As knowledge organization systems increase in complexity, we have increasing numbers of dimensions or features or ways to define the terms. Semantic networks help with bringing all those concepts together and tagging them so that you can look at them in lots of different ways.
The concepts are still the nodes. The nodes are represented by articles, paragraphs. What we are trying to do is to connect that information to our information; connect that kind of conceptual treatment to the document. That is the way you can surface them, search or display them, or browse, or we can offer a collection.
There are a lot of systems used. People talk about semantic networks but I haven’t seen anybody fully achieve them. Everybody wants to have a semantic web, a semantic leverage.To me, the work based on Tim Berners-Lee’s ideas has become so over-engineered that it will never be successful. But the concepts at the base of it all are really intriguing.
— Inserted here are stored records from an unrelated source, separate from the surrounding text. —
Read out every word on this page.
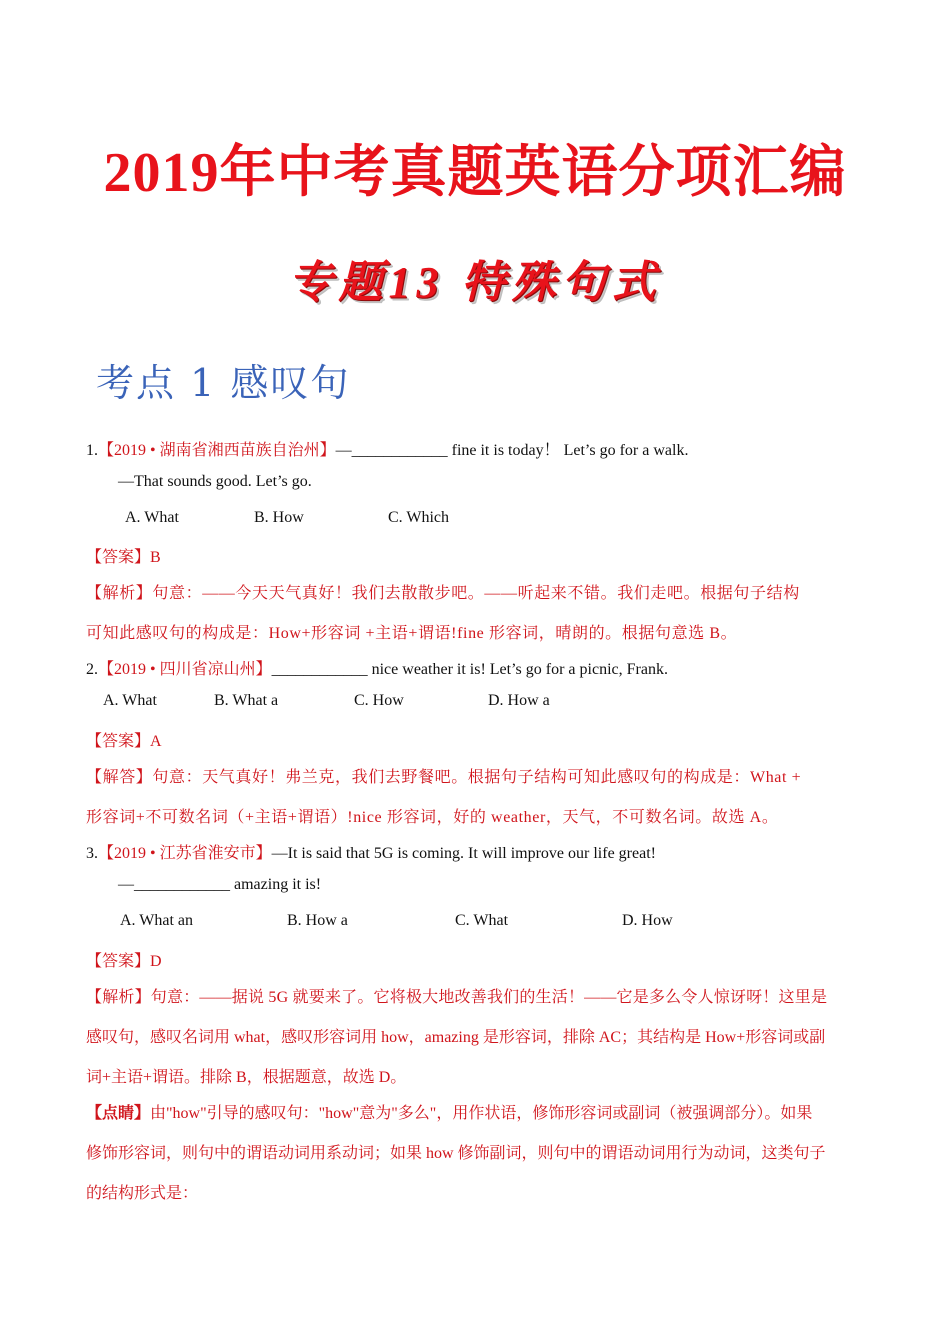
2019年中考真题英语分项汇编
专题13 特殊句式
考点 1 感叹句
1.【2019 • 湖南省湘西苗族自治州】—____________ fine it is today！ Let’s go for a walk.
—That sounds good. Let’s go.
A. What	B. How	C. Which
【答案】B
【解析】句意：——今天天气真好！我们去散散步吧。——听起来不错。我们走吧。根据句子结构
可知此感叹句的构成是：How+形容词 +主语+谓语!fine 形容词，晴朗的。根据句意选 B。
2.【2019 • 四川省凉山州】____________ nice weather it is! Let’s go for a picnic, Frank.
A. What	B. What a	C. How	D. How a
【答案】A
【解答】句意：天气真好！弗兰克，我们去野餐吧。根据句子结构可知此感叹句的构成是：What +
形容词+不可数名词（+主语+谓语）!nice 形容词，好的 weather，天气，不可数名词。故选 A。
3.【2019 • 江苏省淮安市】—It is said that 5G is coming. It will improve our life great!
—____________ amazing it is!
A. What an	B. How a	C. What	D. How
【答案】D
【解析】句意：——据说 5G 就要来了。它将极大地改善我们的生活！——它是多么令人惊讶呀！这里是
感叹句，感叹名词用 what，感叹形容词用 how，amazing 是形容词，排除 AC；其结构是 How+形容词或副
词+主语+谓语。排除 B，根据题意，故选 D。
【点睛】由"how"引导的感叹句："how"意为"多么"，用作状语，修饰形容词或副词（被强调部分）。如果
修饰形容词，则句中的谓语动词用系动词；如果 how 修饰副词，则句中的谓语动词用行为动词，这类句子
的结构形式是：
I just think that we will have to achieve them another way.
So, when we talk about ontologies, and when we talk about semantic networks, we are really talking about an ideal that has not yet been achieved. I am watching.
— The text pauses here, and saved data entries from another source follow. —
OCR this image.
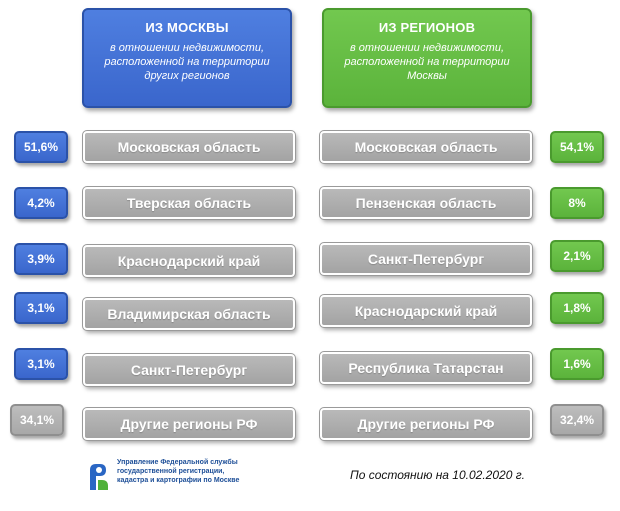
ИЗ МОСКВЫ
в отношении недвижимости, расположенной на территории других регионов
ИЗ РЕГИОНОВ
в отношении недвижимости, расположенной на территории Москвы
51,6%	Московская область
4,2%	Тверская область
3,9%	Краснодарский край
3,1%	Владимирская область
3,1%	Санкт-Петербург
34,1%	Другие регионы РФ
Московская область	54,1%
Пензенская область	8%
Санкт-Петербург	2,1%
Краснодарский край	1,8%
Республика Татарстан	1,6%
Другие регионы РФ	32,4%
Управление Федеральной службы государственной регистрации, кадастра и картографии по Москве	По состоянию на 10.02.2020 г.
I think we ought to be ready to embrace ontologies and semantic webs when it is feasible. Right now it is feasible in the lab. It is not feasible for a serious collection. If you have 600,000 or 1.2 million documents, you can’t do it. Not now.
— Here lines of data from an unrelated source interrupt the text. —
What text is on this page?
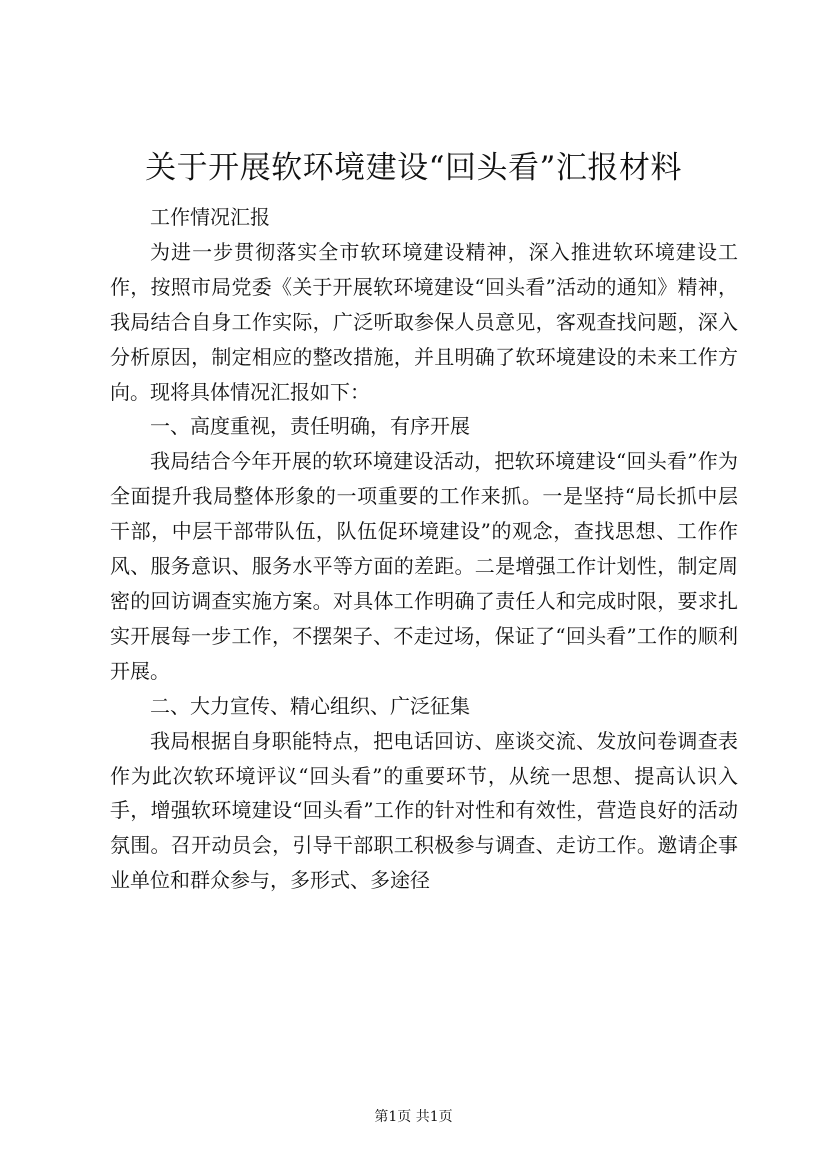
关于开展软环境建设“回头看”汇报材料

工作情况汇报

为进一步贯彻落实全市软环境建设精神，深入推进软环境建设工作，按照市局党委《关于开展软环境建设“回头看”活动的通知》精神，我局结合自身工作实际，广泛听取参保人员意见，客观查找问题，深入分析原因，制定相应的整改措施，并且明确了软环境建设的未来工作方向。现将具体情况汇报如下：

一、高度重视，责任明确，有序开展

我局结合今年开展的软环境建设活动，把软环境建设“回头看”作为全面提升我局整体形象的一项重要的工作来抓。一是坚持“局长抓中层干部，中层干部带队伍，队伍促环境建设”的观念，查找思想、工作作风、服务意识、服务水平等方面的差距。二是增强工作计划性，制定周密的回访调查实施方案。对具体工作明确了责任人和完成时限，要求扎实开展每一步工作，不摆架子、不走过场，保证了“回头看”工作的顺利开展。

二、大力宣传、精心组织、广泛征集

我局根据自身职能特点，把电话回访、座谈交流、发放问卷调查表作为此次软环境评议“回头看”的重要环节，从统一思想、提高认识入手，增强软环境建设“回头看”工作的针对性和有效性，营造良好的活动氛围。召开动员会，引导干部职工积极参与调查、走访工作。邀请企事业单位和群众参与，多形式、多途径

第1页 共1页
There are some prototypes. Jim Doe has done a perfect 5,000 documents and when he adds the 5,001st document, it crashes. So, if you have a collection of more than 5,000 documents , I suggest you best wait a bit and get yourself something that could become a semantic network, when somebody smart figures out the way to implement it. How you are going to do that is to tag your data well, get an ontology or get a thesaurus, or you could just have a taxonomy to start, but as long as you use those building blocks, you will be well positioned to move forward.
So, you can tag your data now, you can build your thesaurus or taxonomy now, but if someone tries to sell you a semantic network, I can sell you that bridge that goes across the Hudson River in New York. If you can buy the Brooklyn Bridge, you can buy a semantic network.